Luckacz watched the toes of his own muddy shoes. He watched the pattern on the carpet spread away from them. So he was taken by surprise when he heard the colonel chuckle and then burst out laughing, while gouts of pungent smoke drifted above his head. He brought his fist up to his mouth to cough, and then sat forward with his eyes wet from mirth. Luckacz stopped talking, reached a kind of
end, while at the same time he was astonished by this man—how long had it been since he’d heard anyone laugh like this? Doubtless the colonel now saw his way clear and straight ahead of him. But that wasn’t the cause of his laughter; it couldn’t be.
“Do you remember,” he gasped, “how we used to go see her at the old Ambassadors? And now here she is more than twenty years later and she’s still showing her same backside. She’s got a performance tonight; she’s still got us by the short hairs! Kevin Markasev, you say—Kevin Markasev the bold! Admit it is a kind of genius, all these years.”
And he laughed with his face red, his mouth open wide enough to swallow the whole city. Watching him, astonished, even Radu Luckacz was forced to smile.
19
A Final Act
LATER THAT AFTERNOON, he arrived at the People’s Palace with an escort of soldiers from the Brancoveanu Artillery. He climbed the stairs to the baroness’s apartment overlooking the Piata Revolutiei.
She was at her mirror, looking at her face in preparation for the evening performance at the Ambassadors. Lately she had had to ponder the occasional line or crease, and today a knotted blood vessel that seemed to have risen quite suddenly to the surface over her right temple. These small blemishes, of course, were immaterial. They could be hidden with a little powder, and in any case they were invisible onstage.
She knew it was he. Jean-Baptiste had a rude way of knocking, a sudden pounding on the jamb with the heel of his hand. But Radu Luckacz was more tentative, the way he scratched at the panel with his nails.

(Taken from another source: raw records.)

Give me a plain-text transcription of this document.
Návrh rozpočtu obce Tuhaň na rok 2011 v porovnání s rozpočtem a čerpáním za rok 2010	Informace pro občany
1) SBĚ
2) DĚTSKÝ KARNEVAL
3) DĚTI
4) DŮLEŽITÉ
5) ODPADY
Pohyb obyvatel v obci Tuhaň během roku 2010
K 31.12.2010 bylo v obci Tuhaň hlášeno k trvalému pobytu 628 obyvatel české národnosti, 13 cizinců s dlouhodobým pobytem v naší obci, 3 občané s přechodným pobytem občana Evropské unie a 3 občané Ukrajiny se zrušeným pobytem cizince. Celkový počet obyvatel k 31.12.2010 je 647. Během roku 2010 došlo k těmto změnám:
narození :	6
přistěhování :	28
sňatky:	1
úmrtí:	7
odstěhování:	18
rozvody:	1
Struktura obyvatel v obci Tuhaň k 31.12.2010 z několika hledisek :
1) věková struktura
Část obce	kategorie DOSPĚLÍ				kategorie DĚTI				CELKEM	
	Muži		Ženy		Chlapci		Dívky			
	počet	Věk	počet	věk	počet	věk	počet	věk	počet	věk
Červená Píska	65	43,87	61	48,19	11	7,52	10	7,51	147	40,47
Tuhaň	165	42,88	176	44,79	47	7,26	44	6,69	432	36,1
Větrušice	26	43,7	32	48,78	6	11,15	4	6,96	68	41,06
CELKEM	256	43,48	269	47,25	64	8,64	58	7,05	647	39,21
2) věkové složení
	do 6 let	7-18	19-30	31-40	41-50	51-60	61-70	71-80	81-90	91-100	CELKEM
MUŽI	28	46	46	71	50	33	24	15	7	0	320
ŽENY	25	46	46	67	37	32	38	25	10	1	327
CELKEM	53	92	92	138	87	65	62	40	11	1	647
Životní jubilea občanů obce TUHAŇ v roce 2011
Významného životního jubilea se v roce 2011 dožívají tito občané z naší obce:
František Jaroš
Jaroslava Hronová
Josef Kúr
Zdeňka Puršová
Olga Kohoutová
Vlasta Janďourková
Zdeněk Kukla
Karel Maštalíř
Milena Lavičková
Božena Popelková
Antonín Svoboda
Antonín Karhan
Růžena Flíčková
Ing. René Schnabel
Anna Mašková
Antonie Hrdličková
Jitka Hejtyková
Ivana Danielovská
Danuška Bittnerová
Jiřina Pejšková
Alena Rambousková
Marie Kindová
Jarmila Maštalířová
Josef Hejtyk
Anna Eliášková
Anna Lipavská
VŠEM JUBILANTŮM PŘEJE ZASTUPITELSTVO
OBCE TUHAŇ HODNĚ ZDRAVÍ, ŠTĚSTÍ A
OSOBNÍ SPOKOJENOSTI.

“Come in,” she said, and he came in.
But if his knocking was the same, she had to admit he had changed in other ways. Sitting at her mirror, smiling at him with the long brush in her hand, she thought about the day he’d first come to her house in Saltpetre Street. Not so long. Five years or so ago. And he’d been quite well dressed and quite distinguished, with his gray hair combed straight back, his glossy moustache. After that he had lost weight, of course, and taken to wearing the same black suit of clothes. Now he had shaved, and he was bald as an egg. She was responsible for that. And in place of his ordinary felt hat, now he was wearing this new fashion in official circles, this brimless gray soldier’s cap that was constructed like an envelope. And of course this gray uniform of Colonel Bocu’s, with its tin button—a bird’s foot. She had not seem him wear it before.